See the Connectors page for details on configuring Output Pairs and directionality.

📐 Layers

Layers represent virtual spaces in AutoCAD on which shapes and pipes are placed. The fluidstream simulation is layer-sensitive — you can control which layers participate in fluid flow.

Understanding layers is critical because some lines in a P&ID are not pipe lines. For example, wall lines, instrumentation signal lines, and construction lines should not carry fluid. By disabling these layers, you tell AseptSoft to ignore them during mapping.

How to Configure Layers

  1. Open the Module RibbonSimulations panel

  2. Click the Layer Settings button to open the layer restriction window

  3. For each AutoCAD layer, you can set:

Setting

Effect

Forbidden

Entities on this layer are completely excluded from mapping — they do not receive or forward fluid

Uncoloured

Entities participate in mapping but are not visually colored during simulation

Closed

Layer is treated as inactive/completed

⚠️ Important: Before disabling a layer, check the impact by using AutoCAD's Q-Select (Quick Select) to see which entities are on that layer. Disabling the wrong layer can break fluid connectivity.

Overlay Layers

AseptSoft creates temporary overlay geometry to visualize fluid flow:

Layer

Purpose

AseptSoft FluidFlow

Colored overlay lines where fluid is actively flowing

AseptSoft Empty FluidFlow

Overlay lines for pipe segments not yet touched by fluid

These overlay lines duplicate the original Lines/Polylines/Arcs connecting assets. They are temporary and destroyed when the simulation ends.

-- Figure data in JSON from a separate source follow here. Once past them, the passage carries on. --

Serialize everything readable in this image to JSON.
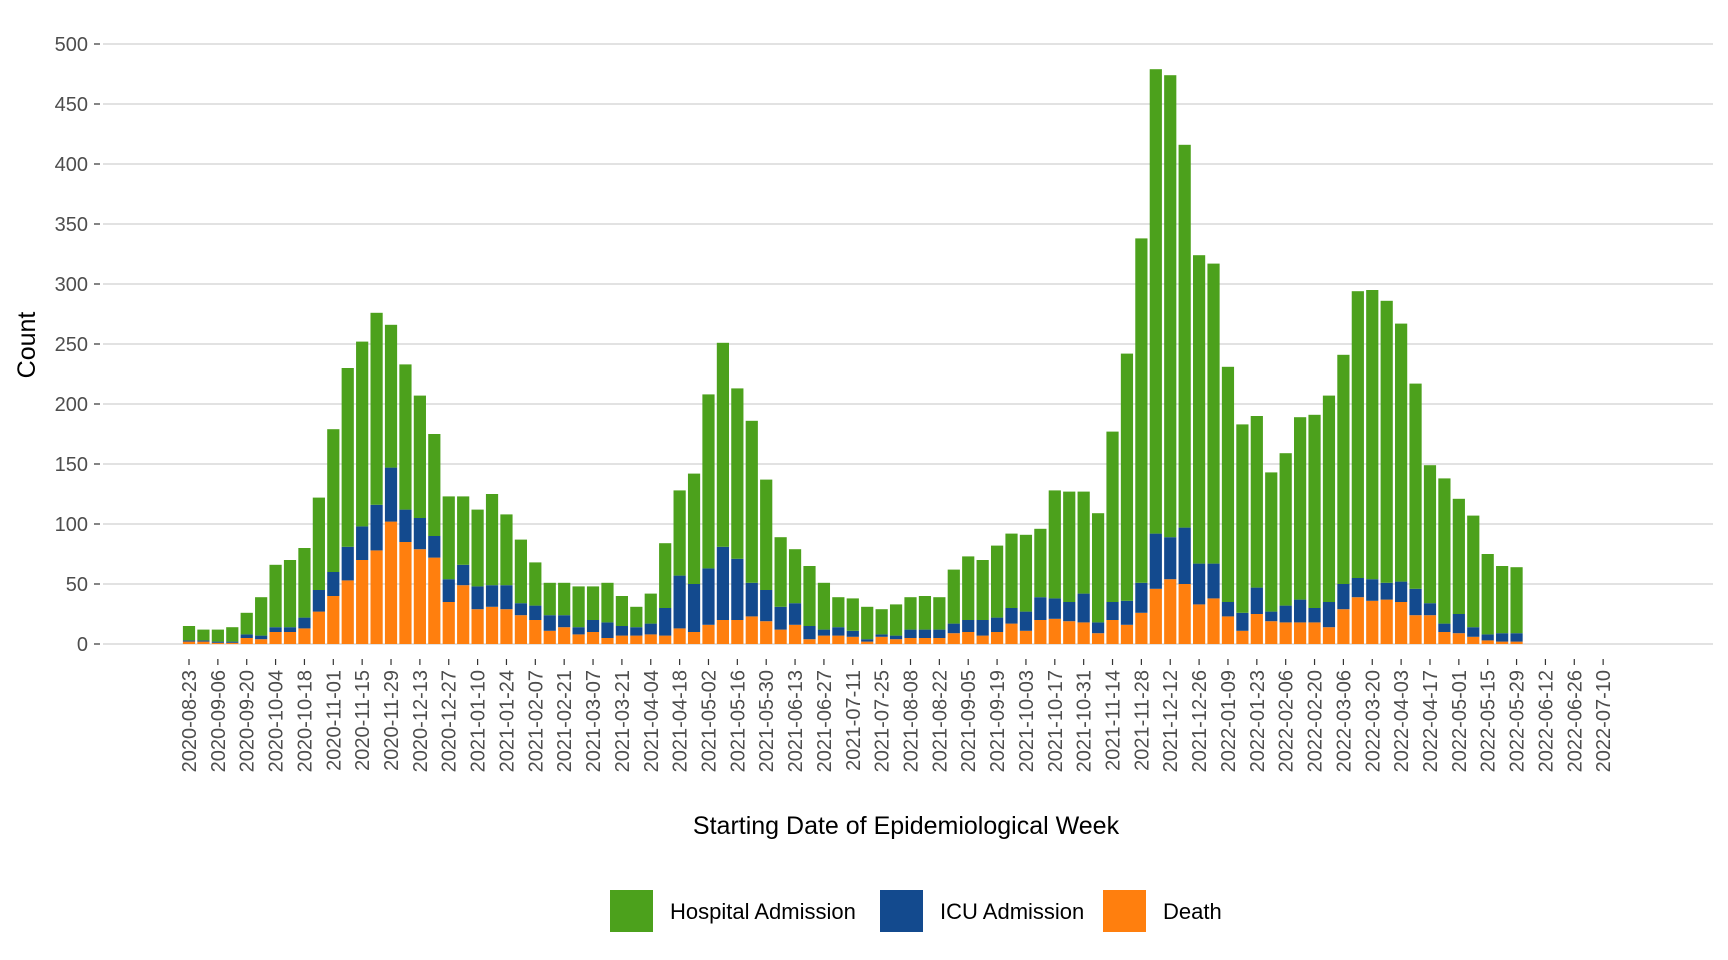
{
  "chart_data": {
    "type": "bar",
    "stacked": true,
    "title": "",
    "xlabel": "Starting Date of Epidemiological Week",
    "ylabel": "Count",
    "ylim": [
      0,
      500
    ],
    "y_ticks": [
      0,
      50,
      100,
      150,
      200,
      250,
      300,
      350,
      400,
      450,
      500
    ],
    "grid": true,
    "legend_position": "bottom",
    "x_tick_labels": [
      "2020-08-23",
      "2020-09-06",
      "2020-09-20",
      "2020-10-04",
      "2020-10-18",
      "2020-11-01",
      "2020-11-15",
      "2020-11-29",
      "2020-12-13",
      "2020-12-27",
      "2021-01-10",
      "2021-01-24",
      "2021-02-07",
      "2021-02-21",
      "2021-03-07",
      "2021-03-21",
      "2021-04-04",
      "2021-04-18",
      "2021-05-02",
      "2021-05-16",
      "2021-05-30",
      "2021-06-13",
      "2021-06-27",
      "2021-07-11",
      "2021-07-25",
      "2021-08-08",
      "2021-08-22",
      "2021-09-05",
      "2021-09-19",
      "2021-10-03",
      "2021-10-17",
      "2021-10-31",
      "2021-11-14",
      "2021-11-28",
      "2021-12-12",
      "2021-12-26",
      "2022-01-09",
      "2022-01-23",
      "2022-02-06",
      "2022-02-20",
      "2022-03-06",
      "2022-03-20",
      "2022-04-03",
      "2022-04-17",
      "2022-05-01",
      "2022-05-15",
      "2022-05-29",
      "2022-06-12",
      "2022-06-26",
      "2022-07-10"
    ],
    "series": [
      {
        "name": "Death",
        "color": "#FF7F0E",
        "values": [
          2,
          2,
          1,
          1,
          5,
          4,
          10,
          10,
          13,
          27,
          40,
          53,
          70,
          78,
          102,
          85,
          79,
          72,
          35,
          49,
          29,
          31,
          29,
          24,
          20,
          11,
          14,
          8,
          10,
          5,
          7,
          7,
          8,
          7,
          13,
          10,
          16,
          20,
          20,
          23,
          19,
          12,
          16,
          4,
          7,
          7,
          6,
          2,
          6,
          4,
          5,
          5,
          5,
          9,
          10,
          7,
          10,
          17,
          11,
          20,
          21,
          19,
          18,
          9,
          20,
          16,
          26,
          46,
          54,
          50,
          33,
          38,
          23,
          11,
          25,
          19,
          18,
          18,
          18,
          14,
          29,
          39,
          36,
          37,
          35,
          24,
          24,
          10,
          9,
          6,
          3,
          2,
          2
        ]
      },
      {
        "name": "ICU Admission",
        "color": "#134A8E",
        "values": [
          1,
          1,
          1,
          1,
          3,
          3,
          4,
          4,
          9,
          18,
          20,
          28,
          28,
          38,
          45,
          27,
          26,
          18,
          19,
          17,
          19,
          18,
          20,
          10,
          12,
          13,
          10,
          6,
          10,
          13,
          8,
          7,
          9,
          23,
          44,
          40,
          47,
          61,
          51,
          28,
          26,
          19,
          18,
          11,
          5,
          7,
          5,
          2,
          2,
          3,
          7,
          7,
          7,
          8,
          10,
          13,
          12,
          13,
          16,
          19,
          17,
          16,
          24,
          9,
          15,
          20,
          25,
          46,
          35,
          47,
          34,
          29,
          12,
          15,
          22,
          8,
          14,
          19,
          12,
          21,
          21,
          16,
          18,
          14,
          17,
          22,
          10,
          7,
          16,
          8,
          5,
          7,
          7
        ]
      },
      {
        "name": "Hospital Admission",
        "color": "#4CA11C",
        "values": [
          12,
          9,
          10,
          12,
          18,
          32,
          52,
          56,
          58,
          77,
          119,
          149,
          154,
          160,
          119,
          121,
          102,
          85,
          69,
          57,
          64,
          76,
          59,
          53,
          36,
          27,
          27,
          34,
          28,
          33,
          25,
          17,
          25,
          54,
          71,
          92,
          145,
          170,
          142,
          135,
          92,
          58,
          45,
          50,
          39,
          25,
          27,
          27,
          21,
          26,
          27,
          28,
          27,
          45,
          53,
          50,
          60,
          62,
          64,
          57,
          90,
          92,
          85,
          91,
          142,
          206,
          287,
          387,
          385,
          319,
          257,
          250,
          196,
          157,
          143,
          116,
          127,
          152,
          161,
          172,
          191,
          239,
          241,
          235,
          215,
          171,
          115,
          121,
          96,
          93,
          67,
          56,
          55
        ]
      }
    ]
  },
  "legend": {
    "items": [
      {
        "label": "Hospital Admission",
        "color": "#4CA11C"
      },
      {
        "label": "ICU Admission",
        "color": "#134A8E"
      },
      {
        "label": "Death",
        "color": "#FF7F0E"
      }
    ]
  }
}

💡 Tip: You can customize the appearance of these layers (LineWeight, Pattern) in AutoCAD's layer manager. Use the LWEIGHT command and enable "Display Lineweight" for improved visualization.

🎨 Symbol Geometry Painting

When Symbols have static geometry groups defined in the Symbol Editor, the fluidstream simulation can also paint the interior geometry of Engineering Items — not just the connecting pipes. This applies fluid colors to the symbol geometry clones, giving you a complete visual picture of which components are wetted by fluid.

🎛️ Ribbon Controls

The Module RibbonSimulations panel provides:

Button

Action

Show Path / Hide Path

Toggle fluidstream visualization on/off

Clear Cache

Rebuild the fluid graph from scratch (useful after P&ID geometry changes)

Select Upstream Path

Select an item, then highlights all nodes/pipes that feed fluid into it

Select Downstream Path

Select an item, then highlights all nodes/pipes that receive fluid from it

Path selection highlights the traced path in cyan for easy identification on the P&ID.

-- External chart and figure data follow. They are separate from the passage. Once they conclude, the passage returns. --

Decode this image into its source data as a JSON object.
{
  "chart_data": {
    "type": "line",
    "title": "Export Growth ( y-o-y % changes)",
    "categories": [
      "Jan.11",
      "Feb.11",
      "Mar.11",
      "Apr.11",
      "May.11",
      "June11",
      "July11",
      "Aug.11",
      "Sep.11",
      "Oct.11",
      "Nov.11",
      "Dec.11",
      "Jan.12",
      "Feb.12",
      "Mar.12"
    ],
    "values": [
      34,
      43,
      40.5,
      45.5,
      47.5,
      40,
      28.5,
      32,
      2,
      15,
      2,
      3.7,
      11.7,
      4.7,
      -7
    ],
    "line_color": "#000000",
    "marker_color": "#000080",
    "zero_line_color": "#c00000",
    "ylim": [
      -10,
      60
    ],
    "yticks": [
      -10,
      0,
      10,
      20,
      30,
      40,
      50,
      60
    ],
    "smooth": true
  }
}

🗺️ Neighbours Map (Fluid Map)

The Neighbours Map (also known as the Fluid Map) is a diagnostic visualization that shows you exactly how AseptSoft has connected all entities — before even running a fluid simulation. It is invaluable for verifying and troubleshooting the mapping configuration.

How to Display the Neighbours Map

Click Show Neighbours Map from the Module RibbonSimulations panel. When activated, you will see colored lines and text appearing on your P&ID:

Element

Color

Meaning

Connection lines

🔵 Blue

Lines connecting two entities that AseptSoft considers neighbours. The line runs from one entity's connection point to the other's

Mapper labels

🟢 Green

Text in the middle of a blue connection line showing which mapping rule created this connection

Mapper labels (invisible line)

🟡 Yellow

Same as green, but shown when the blue connection line is too short to be visible (the two points are very close together)

Endpoint labels

🔴 Red

Text at entity endpoints showing point identifiers (prefixed with p) or entity handles (prefixed with n)

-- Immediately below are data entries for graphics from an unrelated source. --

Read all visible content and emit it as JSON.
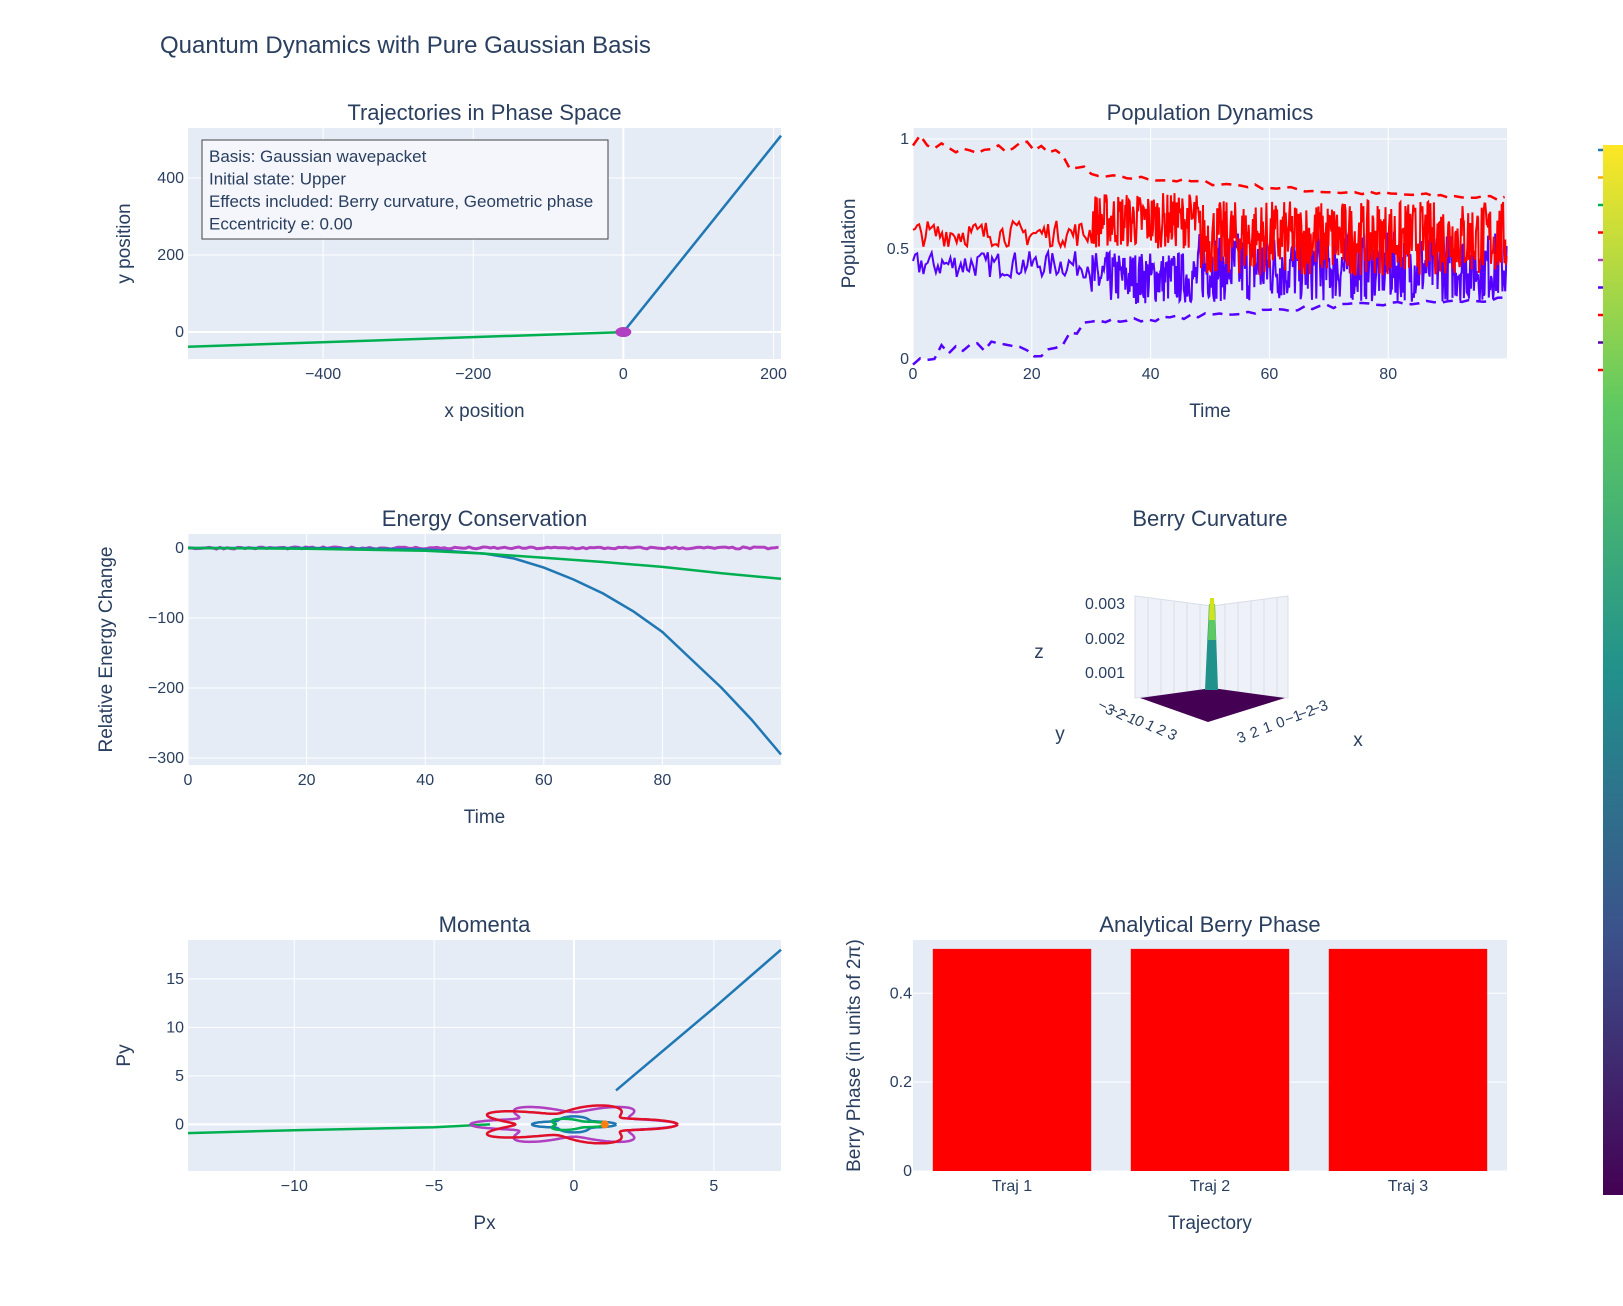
{
  "title": "Quantum Dynamics with Pure Gaussian Basis",
  "colors": {
    "traj1": "#1f77b4",
    "traj2": "#ff7f0e",
    "traj3": "#2ca02c",
    "green": "#00b050",
    "magenta": "#b040c0",
    "red": "#ff0000",
    "blue": "#5500ff",
    "plot_bg": "#e5ecf6",
    "grid": "#ffffff",
    "text": "#2a3f5f"
  },
  "chart_data": [
    {
      "id": "phase",
      "type": "line",
      "title": "Trajectories in Phase Space",
      "xlabel": "x position",
      "ylabel": "y position",
      "xlim": [
        -580,
        210
      ],
      "ylim": [
        -70,
        530
      ],
      "xticks": [
        -400,
        -200,
        0,
        200
      ],
      "xtick_labels": [
        "−400",
        "−200",
        "0",
        "200"
      ],
      "yticks": [
        0,
        200,
        400
      ],
      "ytick_labels": [
        "0",
        "200",
        "400"
      ],
      "annotation": [
        "Basis: Gaussian wavepacket",
        "Initial state: Upper",
        "Effects included: Berry curvature, Geometric phase",
        "Eccentricity e: 0.00"
      ],
      "series": [
        {
          "color": "#1f77b4",
          "x": [
            0,
            210
          ],
          "y": [
            0,
            510
          ]
        },
        {
          "color": "#00b050",
          "x": [
            -580,
            0
          ],
          "y": [
            -38,
            0
          ]
        }
      ]
    },
    {
      "id": "population",
      "type": "line",
      "title": "Population Dynamics",
      "xlabel": "Time",
      "ylabel": "Population",
      "xlim": [
        0,
        100
      ],
      "ylim": [
        0,
        1.05
      ],
      "xticks": [
        0,
        20,
        40,
        60,
        80
      ],
      "xtick_labels": [
        "0",
        "20",
        "40",
        "60",
        "80"
      ],
      "yticks": [
        0,
        0.5,
        1
      ],
      "ytick_labels": [
        "0",
        "0.5",
        "1"
      ],
      "series": [
        {
          "color": "#ff0000",
          "dash": true,
          "x": [
            0,
            10,
            20,
            25,
            30,
            40,
            50,
            60,
            70,
            80,
            90,
            100
          ],
          "y": [
            1.0,
            0.93,
            0.98,
            0.91,
            0.83,
            0.82,
            0.8,
            0.78,
            0.76,
            0.75,
            0.74,
            0.73
          ]
        },
        {
          "color": "#5500ff",
          "dash": true,
          "x": [
            0,
            10,
            20,
            25,
            30,
            40,
            50,
            60,
            70,
            80,
            90,
            100
          ],
          "y": [
            0.0,
            0.07,
            0.02,
            0.09,
            0.17,
            0.18,
            0.2,
            0.22,
            0.24,
            0.25,
            0.26,
            0.27
          ]
        },
        {
          "color": "#ff0000",
          "x": [
            0,
            5,
            10,
            15,
            20,
            25,
            30,
            40,
            50,
            60,
            70,
            80,
            90,
            100
          ],
          "y": [
            0.52,
            0.58,
            0.55,
            0.6,
            0.56,
            0.58,
            0.6,
            0.62,
            0.55,
            0.53,
            0.52,
            0.54,
            0.55,
            0.53
          ]
        },
        {
          "color": "#5500ff",
          "x": [
            0,
            5,
            10,
            15,
            20,
            25,
            30,
            40,
            50,
            60,
            70,
            80,
            90,
            100
          ],
          "y": [
            0.48,
            0.42,
            0.45,
            0.4,
            0.44,
            0.42,
            0.4,
            0.38,
            0.45,
            0.47,
            0.48,
            0.46,
            0.45,
            0.47
          ]
        }
      ]
    },
    {
      "id": "energy",
      "type": "line",
      "title": "Energy Conservation",
      "xlabel": "Time",
      "ylabel": "Relative Energy Change",
      "xlim": [
        0,
        100
      ],
      "ylim": [
        -310,
        20
      ],
      "xticks": [
        0,
        20,
        40,
        60,
        80
      ],
      "xtick_labels": [
        "0",
        "20",
        "40",
        "60",
        "80"
      ],
      "yticks": [
        0,
        -100,
        -200,
        -300
      ],
      "ytick_labels": [
        "0",
        "−100",
        "−200",
        "−300"
      ],
      "series": [
        {
          "color": "#1f77b4",
          "x": [
            0,
            20,
            40,
            50,
            55,
            60,
            65,
            70,
            75,
            80,
            85,
            90,
            95,
            100
          ],
          "y": [
            0,
            0,
            -2,
            -8,
            -15,
            -28,
            -45,
            -65,
            -90,
            -120,
            -160,
            -200,
            -245,
            -295
          ]
        },
        {
          "color": "#00b050",
          "x": [
            0,
            20,
            40,
            50,
            60,
            70,
            80,
            90,
            100
          ],
          "y": [
            0,
            -1,
            -4,
            -8,
            -14,
            -20,
            -27,
            -36,
            -44
          ]
        },
        {
          "color": "#b040c0",
          "x": [
            0,
            100
          ],
          "y": [
            0,
            0
          ]
        }
      ]
    },
    {
      "id": "berry",
      "type": "surface",
      "title": "Berry Curvature",
      "zlabel": "z",
      "xlabel": "x",
      "ylabel": "y",
      "zticks": [
        "0.001",
        "0.002",
        "0.003"
      ],
      "xticks": [
        "3",
        "2",
        "1",
        "0",
        "−1",
        "−2",
        "−3"
      ],
      "yticks": [
        "−3",
        "−2",
        "−1",
        "0",
        "1",
        "2",
        "3"
      ],
      "zlim": [
        0,
        0.003
      ]
    },
    {
      "id": "momenta",
      "type": "line",
      "title": "Momenta",
      "xlabel": "Px",
      "ylabel": "Py",
      "xlim": [
        -13.8,
        7.4
      ],
      "ylim": [
        -4.8,
        19
      ],
      "xticks": [
        -10,
        -5,
        0,
        5
      ],
      "xtick_labels": [
        "−10",
        "−5",
        "0",
        "5"
      ],
      "yticks": [
        0,
        5,
        10,
        15
      ],
      "ytick_labels": [
        "0",
        "5",
        "10",
        "15"
      ],
      "series": [
        {
          "color": "#1f77b4",
          "x": [
            1.5,
            5,
            7.4
          ],
          "y": [
            3.5,
            12,
            18
          ]
        },
        {
          "color": "#00b050",
          "x": [
            -13.8,
            -10,
            -5,
            -3
          ],
          "y": [
            -0.9,
            -0.6,
            -0.3,
            0
          ]
        }
      ]
    },
    {
      "id": "bars",
      "type": "bar",
      "title": "Analytical Berry Phase",
      "xlabel": "Trajectory",
      "ylabel": "Berry Phase (in units of 2π)",
      "categories": [
        "Traj 1",
        "Traj 2",
        "Traj 3"
      ],
      "values": [
        0.5,
        0.5,
        0.5
      ],
      "ylim": [
        0,
        0.52
      ],
      "yticks": [
        0,
        0.2,
        0.4
      ],
      "ytick_labels": [
        "0",
        "0.2",
        "0.4"
      ],
      "color": "#ff0000"
    }
  ]
}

💡 Tip: To identify a specific entity among many, select it in AutoCAD and use the LIST command — this displays the entity's Handle value, which you can match against the red n-prefixed labels in the Neighbours Map.

The Neighbours Map shows a proof of connectivity: if you see a blue line between two entities, it means AseptSoft will allow fluid to flow between them (subject to valve states). If there is no blue line, no fluid can pass between those entities.